There is currently also a rapid development in private market funds with a focus on environmental issues. We concentrate here on sectors characterised by mega-trends that generate disruptive innovations to challenge existing business models. We expect higher premiums to be generated with specific themes. In this context, it is all the more important to find active management that masters the art of finding growth companies and funds in the jungle of the private equity industry, which benefit most and sustainably from mega-trends.

The focus is on companies that strategically position themselves as solutions providers for ecological transformation through their product or service offering and can therefore profit from the mega-trend of decarbonisation. The decarbonisation of the global economy is experiencing increasing societal support and has strong financial support from policymakers. Last year, for example, the Inflation Reduction Act was passed in the USA. This has massively increased tax credits for companies that are active in sustainable energy production, for example. The European Union also supports solutions low in CO2, or those which prevent emissions altogether, under the EU Green Deal.
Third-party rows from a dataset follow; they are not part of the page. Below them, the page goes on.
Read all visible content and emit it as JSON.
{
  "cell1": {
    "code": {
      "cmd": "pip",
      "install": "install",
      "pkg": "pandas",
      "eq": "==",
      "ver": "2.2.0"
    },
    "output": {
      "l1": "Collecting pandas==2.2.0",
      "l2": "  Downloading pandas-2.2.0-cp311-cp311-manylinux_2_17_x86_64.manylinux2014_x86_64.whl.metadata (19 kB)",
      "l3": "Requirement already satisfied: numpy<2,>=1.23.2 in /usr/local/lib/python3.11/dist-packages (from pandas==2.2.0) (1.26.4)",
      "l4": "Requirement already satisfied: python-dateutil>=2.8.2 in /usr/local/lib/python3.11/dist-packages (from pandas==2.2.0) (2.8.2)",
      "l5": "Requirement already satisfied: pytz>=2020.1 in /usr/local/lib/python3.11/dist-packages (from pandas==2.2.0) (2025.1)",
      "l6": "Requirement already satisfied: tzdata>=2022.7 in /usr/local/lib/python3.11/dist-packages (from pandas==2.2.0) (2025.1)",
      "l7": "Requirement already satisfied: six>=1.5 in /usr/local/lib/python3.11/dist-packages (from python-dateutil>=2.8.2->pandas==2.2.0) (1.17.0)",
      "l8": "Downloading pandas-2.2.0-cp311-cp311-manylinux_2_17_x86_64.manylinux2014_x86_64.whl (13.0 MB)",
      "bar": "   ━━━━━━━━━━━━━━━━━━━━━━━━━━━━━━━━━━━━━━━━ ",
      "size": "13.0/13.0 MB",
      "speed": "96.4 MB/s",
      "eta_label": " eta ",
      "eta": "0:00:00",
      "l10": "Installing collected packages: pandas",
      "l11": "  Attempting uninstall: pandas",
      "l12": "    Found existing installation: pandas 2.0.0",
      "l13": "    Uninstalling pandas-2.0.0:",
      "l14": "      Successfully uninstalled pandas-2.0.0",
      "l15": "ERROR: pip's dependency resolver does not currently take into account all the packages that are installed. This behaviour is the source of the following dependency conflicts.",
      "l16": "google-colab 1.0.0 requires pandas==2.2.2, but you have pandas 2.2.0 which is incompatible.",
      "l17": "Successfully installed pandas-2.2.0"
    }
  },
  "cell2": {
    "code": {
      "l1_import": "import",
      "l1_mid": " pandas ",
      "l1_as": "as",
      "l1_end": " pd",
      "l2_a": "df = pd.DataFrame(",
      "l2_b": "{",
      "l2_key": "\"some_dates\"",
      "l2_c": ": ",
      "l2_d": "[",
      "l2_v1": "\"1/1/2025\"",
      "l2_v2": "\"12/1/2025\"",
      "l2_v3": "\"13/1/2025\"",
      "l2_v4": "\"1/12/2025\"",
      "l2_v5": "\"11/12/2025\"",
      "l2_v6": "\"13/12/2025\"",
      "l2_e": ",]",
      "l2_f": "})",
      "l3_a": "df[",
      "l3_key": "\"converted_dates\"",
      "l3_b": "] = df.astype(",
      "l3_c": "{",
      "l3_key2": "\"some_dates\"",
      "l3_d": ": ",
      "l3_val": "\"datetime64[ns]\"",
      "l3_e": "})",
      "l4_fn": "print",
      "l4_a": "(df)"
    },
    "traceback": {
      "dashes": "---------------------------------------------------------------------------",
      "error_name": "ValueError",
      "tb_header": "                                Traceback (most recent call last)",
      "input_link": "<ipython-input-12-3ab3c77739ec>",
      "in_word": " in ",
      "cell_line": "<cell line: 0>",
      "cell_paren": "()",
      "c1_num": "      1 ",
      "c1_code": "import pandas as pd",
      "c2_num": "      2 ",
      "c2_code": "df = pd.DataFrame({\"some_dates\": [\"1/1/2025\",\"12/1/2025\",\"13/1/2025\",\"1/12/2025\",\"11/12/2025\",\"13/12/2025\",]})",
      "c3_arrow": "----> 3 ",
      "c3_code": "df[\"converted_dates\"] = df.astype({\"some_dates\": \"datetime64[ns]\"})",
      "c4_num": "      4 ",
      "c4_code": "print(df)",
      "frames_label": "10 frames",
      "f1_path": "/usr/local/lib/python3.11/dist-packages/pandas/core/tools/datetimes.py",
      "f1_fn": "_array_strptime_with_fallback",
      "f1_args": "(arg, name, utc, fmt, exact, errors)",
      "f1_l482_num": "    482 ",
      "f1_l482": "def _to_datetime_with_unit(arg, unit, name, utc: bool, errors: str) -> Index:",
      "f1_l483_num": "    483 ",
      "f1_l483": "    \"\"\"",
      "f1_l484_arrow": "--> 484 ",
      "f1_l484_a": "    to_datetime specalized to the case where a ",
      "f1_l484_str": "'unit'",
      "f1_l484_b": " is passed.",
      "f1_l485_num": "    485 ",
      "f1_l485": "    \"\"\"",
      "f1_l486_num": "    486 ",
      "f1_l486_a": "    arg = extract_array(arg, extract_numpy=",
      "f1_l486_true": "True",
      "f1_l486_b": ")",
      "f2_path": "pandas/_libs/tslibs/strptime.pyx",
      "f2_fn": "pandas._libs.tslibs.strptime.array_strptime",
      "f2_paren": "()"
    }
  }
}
Beware of companies with high levels of debt financing

Private equity investments have different degrees of immunity to interest rate hikes. In particular, there is pressure on those transactions that are usually heavily financed by debt capital and cannot generate high growth. However, debt plays a minor role in the areas of growth and venture capital. The funds specialising in buyouts for very highly capitalised transactions also have difficulty executing transactions at high sales prices.

Generally, an environment of persistent and high inflation will challenge the private equity industry as a whole. Ultimately, the key question is: How high is profitable growth and how well can the relevant company pass increasing costs on to customers? In this context, direct access to the most promising companies and above-average securities selection capabilities is crucial.

Private equity – something just for professionals?

Until now, the private equity asset class was primarily suitable for professional investors with high investment volumes due to the illiquidity and the long holding period of the investment of eight to ten years. However, a form of «democratisation» has now taken place. For example, the minimum deposits for private equity funds have fallen from several million Swiss francs to around 100,000 Swiss francs on average, with some of these funds allowing limited redemption options.

Financial products and digital platforms continue to spring up, enabling individual investments in unlisted companies and funds at even lower entry volumes. But here too, it is important to note: the lower the diversification, the higher the potential risk of loss.

The article first appeared in the Neue Zürcher Zeitung on 27 January 2023.